Ale już sytuacja, w której firmy porzucają dotychczasowy profil działalności na rzecz bardziej modnego i potencjalnie zyskownego może być takim sygnałem ostrzegawczym. Pod koniec lat 90. wystarczyło ogłosić zamiar stworzenia serwisu internetowego, by kapitalizacja spółki wzrosła o kilkadziesiąt, a nawet kilkaset procent ( np. Agora i jej projekt Gazeta.pl lub Softbank i projekt Expander.pl). Dziś podobnie wygląda reakcja inwestorów na spółki, które postanowiły na poważnie zająć się blockchainem.
To jest uzasadnione
Problem z bańkami polega na tym, że nawet w ich apogeum zaangażowani w nie inwestorzy na ogół są w stanie używać z pozoru sensownych argumentów uzasadniających wycenę danego aktywa.
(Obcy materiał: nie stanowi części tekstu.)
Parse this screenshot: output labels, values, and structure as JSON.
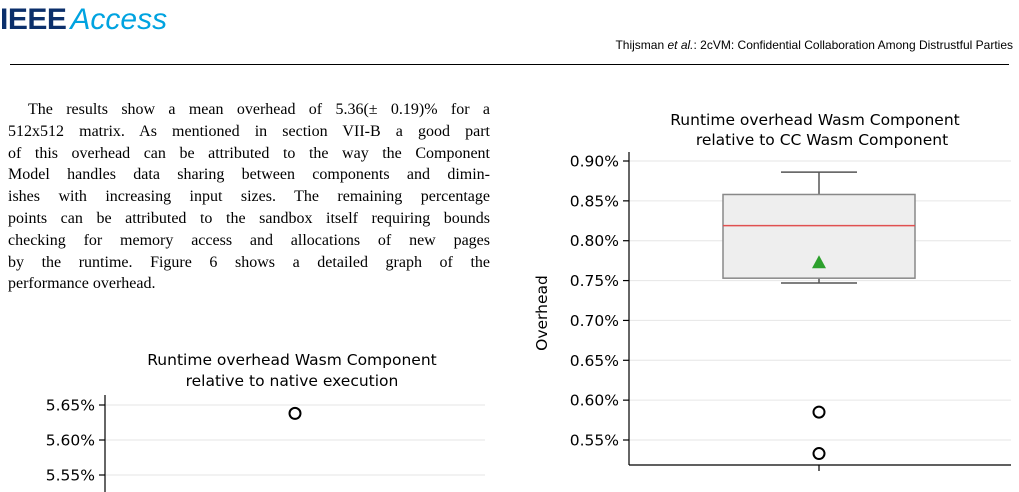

Dopiero z perspektywy czasu trudno zrozumieć, dlaczego ktoś zapłacił za cebulkę tulipana równowartość domu z ogrodem, albo kupował akcje, gdy ich wycena sięgała kilkuset lat przyszłych zysków czy też metr mieszkania w klasie ekonomicznej za kilkakrotność średniego miesięcznego wynagrodzenia.
Z Bitcoinem sprawa jest jeszcze trudniejsza, ponieważ za jego wycenę odpowiadają czyste siły popytu i podaży, nie ma w nim natomiast wartości fundamentalnej, chyba, że za taką uznać ilość energii elektrycznej i mocy obliczeniowej potrzebnej do jego „wykopania”. Co prawda zwolennicy krytpowalut twierdzą – nie bez racji – że o tradycyjnych walutach można powiedzieć dokładnie to samo, ponieważ ich wartość opiera się tylko na wierze uczestników gospodarki co do swojej wartości, niemniej dolary, euro czy złote są w pełni wymienialne na godziny pracy, usługi, czy towary, zaś Bitcoin to nadal głównie instrument spekulacyjny, a nie waluta. Hasła o zerwaniu z zależnością wartości pieniądza od nieprzemyślanych lub chroniących partykularne interesy decyzji politycznych brzmią kusząco, a nawet logicznie, ale gdy wstaniemy od stołu, liczy się to, czy Bitcoinem można wygodnie zapłacić za codzienne zakupy. Nie wystarczy bowiem, że pieniądz jest ideologicznie czysty, by zyskał powszechną akceptację – musi być jeszcze w pełni wymienialny i – to najważniejsze – stabilny. Świat nigdy nie zaakceptuje pieniądza, którego wartość – w przeliczeniu na towary, usługi i godziny pracy – skacze i spada o kilkadziesiąt procent w kilka tygodni, dni i godzin, nawet jeśli technologia, która za nim stoi, rzeczywiście może zmienić obieg pieniądza w gospodarce.